Début 2017 a été marqué par l’entrée en vigueur de la loi Égalité et Citoyenneté et le lancement de la révision du Schéma départemental girondin d’accueil des gens du voyage (SDAGV).
Point commun ? Améliorer (sinon résoudre) les conditions d’itinérance et de résidentialisation de Français de traditions et cultures spécifiques.

« Heureux qui comme Ulysse a fait un beau voyage » ?

Tout voyageur sédentaire a son Ithaque, le point vers lequel il revient pour se ressourcer et échanger avec ses proches et sa famille. Cependant, en voyage, il doit faire halte pour des durées irrégulières inhérentes à ses besoins (travail, fêtes, santé…).
Ancrage et accueil constituent ainsi les deux pierres angulaires de l’habitat des gens du voyage. Or, l’échec est patent : les besoins les plus criants se concentrent sur la sédentarisation[1] (l’ancrage) dont la carence se répercute sur les dispositifs d’accueil.
L’offre locative ciblée est rare et une très large partie des familles étant pauvres, elles ne peuvent acquérir du foncier pour s’établir. Les candidats à la sédentarisation se tournent donc vers les aires d’accueil qui, occupées à l’année (légalement 11 mois sur 12), ne peuvent alors accueillir les ménages mobiles.

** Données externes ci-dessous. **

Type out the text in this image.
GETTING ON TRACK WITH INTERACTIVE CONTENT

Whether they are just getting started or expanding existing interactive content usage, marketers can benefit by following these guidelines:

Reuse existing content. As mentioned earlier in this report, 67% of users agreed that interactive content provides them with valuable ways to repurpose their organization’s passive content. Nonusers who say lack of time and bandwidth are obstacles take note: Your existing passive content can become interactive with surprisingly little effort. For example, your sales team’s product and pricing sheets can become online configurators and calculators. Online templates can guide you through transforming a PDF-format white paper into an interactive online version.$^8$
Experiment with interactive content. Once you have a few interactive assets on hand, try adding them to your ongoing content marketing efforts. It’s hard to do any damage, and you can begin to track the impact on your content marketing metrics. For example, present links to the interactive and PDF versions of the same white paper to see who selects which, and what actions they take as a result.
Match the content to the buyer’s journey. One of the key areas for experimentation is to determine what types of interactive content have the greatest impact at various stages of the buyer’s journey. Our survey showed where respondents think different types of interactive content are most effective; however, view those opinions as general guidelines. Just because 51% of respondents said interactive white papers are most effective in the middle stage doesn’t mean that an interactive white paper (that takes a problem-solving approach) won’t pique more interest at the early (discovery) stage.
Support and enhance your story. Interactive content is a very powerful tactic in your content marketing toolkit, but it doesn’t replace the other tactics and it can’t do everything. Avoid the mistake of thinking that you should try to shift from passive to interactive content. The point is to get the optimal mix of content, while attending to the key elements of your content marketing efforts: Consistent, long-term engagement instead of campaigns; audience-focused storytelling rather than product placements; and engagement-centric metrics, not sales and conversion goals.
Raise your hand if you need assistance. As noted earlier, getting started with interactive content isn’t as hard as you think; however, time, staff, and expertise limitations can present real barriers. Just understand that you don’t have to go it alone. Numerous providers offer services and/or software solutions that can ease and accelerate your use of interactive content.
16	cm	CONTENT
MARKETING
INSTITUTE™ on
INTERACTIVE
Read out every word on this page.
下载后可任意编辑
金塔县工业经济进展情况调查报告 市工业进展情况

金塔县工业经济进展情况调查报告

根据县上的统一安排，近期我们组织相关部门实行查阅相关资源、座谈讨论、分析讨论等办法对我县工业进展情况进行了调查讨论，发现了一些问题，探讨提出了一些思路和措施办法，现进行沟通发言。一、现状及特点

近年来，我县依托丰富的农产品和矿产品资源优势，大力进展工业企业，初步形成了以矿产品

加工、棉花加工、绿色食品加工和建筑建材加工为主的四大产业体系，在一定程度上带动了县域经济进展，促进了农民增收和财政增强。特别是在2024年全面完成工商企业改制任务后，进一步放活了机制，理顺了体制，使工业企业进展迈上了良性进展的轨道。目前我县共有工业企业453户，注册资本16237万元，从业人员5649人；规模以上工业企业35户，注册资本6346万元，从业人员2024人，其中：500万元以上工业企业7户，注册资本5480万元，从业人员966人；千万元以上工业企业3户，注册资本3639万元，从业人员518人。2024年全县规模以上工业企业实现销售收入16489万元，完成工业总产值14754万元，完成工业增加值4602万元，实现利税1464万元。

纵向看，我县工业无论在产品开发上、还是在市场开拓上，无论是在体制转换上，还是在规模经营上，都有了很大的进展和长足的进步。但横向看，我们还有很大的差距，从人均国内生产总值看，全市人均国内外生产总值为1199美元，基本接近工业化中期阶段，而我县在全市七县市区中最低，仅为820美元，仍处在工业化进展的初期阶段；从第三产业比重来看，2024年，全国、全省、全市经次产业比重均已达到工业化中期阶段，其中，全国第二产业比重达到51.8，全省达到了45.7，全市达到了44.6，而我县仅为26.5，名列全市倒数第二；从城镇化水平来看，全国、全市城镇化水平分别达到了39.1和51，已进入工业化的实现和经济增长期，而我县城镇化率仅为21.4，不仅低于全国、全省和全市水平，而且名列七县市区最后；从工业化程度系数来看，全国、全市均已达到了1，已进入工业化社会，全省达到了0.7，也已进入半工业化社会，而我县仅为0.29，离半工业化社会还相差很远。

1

Quels modes d’ancrage  et d’accueil adaptés ?

Pour la sédentarisation, l’offre locative résidentielle adaptée est rare, mais éprouvée. Reste à mobiliser les bonnes volontés communales et les fonds financiers adaptés. Les bailleurs sociaux développent des petites opérations de logements standards (Blanquefort, Le Taillan-Médoc, Pessac), complétés d’un stationnement pour les caravanes qui peuvent éventuellement servir de pièce annexe.

Par ailleurs, la législation de l’urbanisme n’interdit plus l’installation régulière de l’habitat permanent sous forme mobile et/ou légère en milieu urbain, voire naturel, sous condition. La sédentarisation sous forme semi-résidentielle est donc facilitée pour les ménages à revenus intermédiaires continuant à vivre à l’année en caravane. Reste à acheter le terrain familial et à le doter d’une petite construction (30 m² environ branchés au réseau public) servant de pièce annexe (sanitaires et cuisine/salle à manger) aux caravanes réparties autour. Un terrain peut regrouper plusieurs ménages disposant chacun de son « lot ».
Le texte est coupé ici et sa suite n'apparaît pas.